In partnership with 30 research institutions across the US, scientists scrutinized the activity of CDH10 and found that it is most active in key regions that support language, speech and interpreting social behaviour.
The two findings suggest that CDH10 plays a critical role in shaping the developing brain and may contribute to a prenatal risk of autism.
"While this gene variant is common in the general population, we discovered that it occurs about 20 percent more often in children with autism. A major change like this in the genetic code is too common to be a simple mutation - it is a risk factor in the origin of the disease," Nature quoted study author Dr. Daniel Geschwind, director of the UCLA Center for Autism Treatment and Research, as saying.
Using the largest population sample till date, the scientists systematically scanned the DNA of 3,100 individuals from 780 families nationwide. Each family had at least two autistic children.
The scan linked autism to a specific region of chromosome 5, which was previously named as a hub for genetic variations linked to higher autism risk.
To verify the findings, researchers conducted a second scan on the DNA of 1,200 individuals from families affected by autism, as well as nearly 6,500 healthy controls. All participants shared European ancestry.
The scientists evaluated the relationship of more than half a million gene variants to autism and consistently discovered six changes that occurred more frequently in autistic children than in the control group.
It was found that the variants sat on chromosome 5 between two genes, CDH9 and CDH10.
In the second half of the study, the UCLA team looked at the two genes' presence in the developing human brain.

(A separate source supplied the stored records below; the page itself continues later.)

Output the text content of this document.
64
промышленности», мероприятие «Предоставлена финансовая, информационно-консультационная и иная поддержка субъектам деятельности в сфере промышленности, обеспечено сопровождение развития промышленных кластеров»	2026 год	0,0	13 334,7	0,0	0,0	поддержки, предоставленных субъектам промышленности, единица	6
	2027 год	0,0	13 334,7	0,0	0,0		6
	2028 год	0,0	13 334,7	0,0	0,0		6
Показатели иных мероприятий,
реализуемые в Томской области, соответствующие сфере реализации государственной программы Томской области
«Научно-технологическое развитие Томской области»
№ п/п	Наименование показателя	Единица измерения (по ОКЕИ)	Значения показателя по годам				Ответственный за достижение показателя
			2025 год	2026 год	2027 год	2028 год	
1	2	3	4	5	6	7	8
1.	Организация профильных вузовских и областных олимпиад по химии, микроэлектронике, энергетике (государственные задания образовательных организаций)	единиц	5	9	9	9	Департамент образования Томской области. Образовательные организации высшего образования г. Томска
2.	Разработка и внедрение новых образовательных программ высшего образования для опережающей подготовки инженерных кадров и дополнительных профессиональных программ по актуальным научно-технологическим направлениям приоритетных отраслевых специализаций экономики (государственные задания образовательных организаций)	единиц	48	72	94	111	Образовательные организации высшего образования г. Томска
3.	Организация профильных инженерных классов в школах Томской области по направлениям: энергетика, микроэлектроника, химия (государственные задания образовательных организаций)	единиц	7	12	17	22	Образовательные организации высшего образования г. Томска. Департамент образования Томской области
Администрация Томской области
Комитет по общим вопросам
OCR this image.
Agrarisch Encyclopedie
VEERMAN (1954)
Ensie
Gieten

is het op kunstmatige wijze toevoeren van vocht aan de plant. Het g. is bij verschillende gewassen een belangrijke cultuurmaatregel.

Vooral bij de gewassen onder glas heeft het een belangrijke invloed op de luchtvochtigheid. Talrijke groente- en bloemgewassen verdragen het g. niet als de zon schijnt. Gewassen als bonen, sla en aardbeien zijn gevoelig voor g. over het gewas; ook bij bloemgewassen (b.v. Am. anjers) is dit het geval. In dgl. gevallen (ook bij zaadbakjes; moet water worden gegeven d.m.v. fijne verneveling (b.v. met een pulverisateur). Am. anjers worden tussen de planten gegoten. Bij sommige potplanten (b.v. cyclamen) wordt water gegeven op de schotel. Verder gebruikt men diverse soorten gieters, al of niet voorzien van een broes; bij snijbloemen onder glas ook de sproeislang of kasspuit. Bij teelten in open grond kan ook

While CDH9's presence appeared minimal, the scientists discovered that CDH10 was most active in the fetal brain's frontal cortex, a region critical to language, social behaviour and complex thought processes such as judgment.
"This is a landmark finding. It's no coincidence that a gene linked to autism has a higher concentration in key brain regions that regulate speech and the ability to interpret social interaction. Our research suggests that CDH10 is switched on at a very early stage and plays an important role in regulating the developing brain. This prenatal activity somehow makes the infant more susceptible to autism," said Geschwind.
He claimed that by influencing the development of important brain structures, CDH10 provides a tangible link between genes, brain circuitry and a child's future behaviour.
The study is published in the advance online edition of the journal Nature.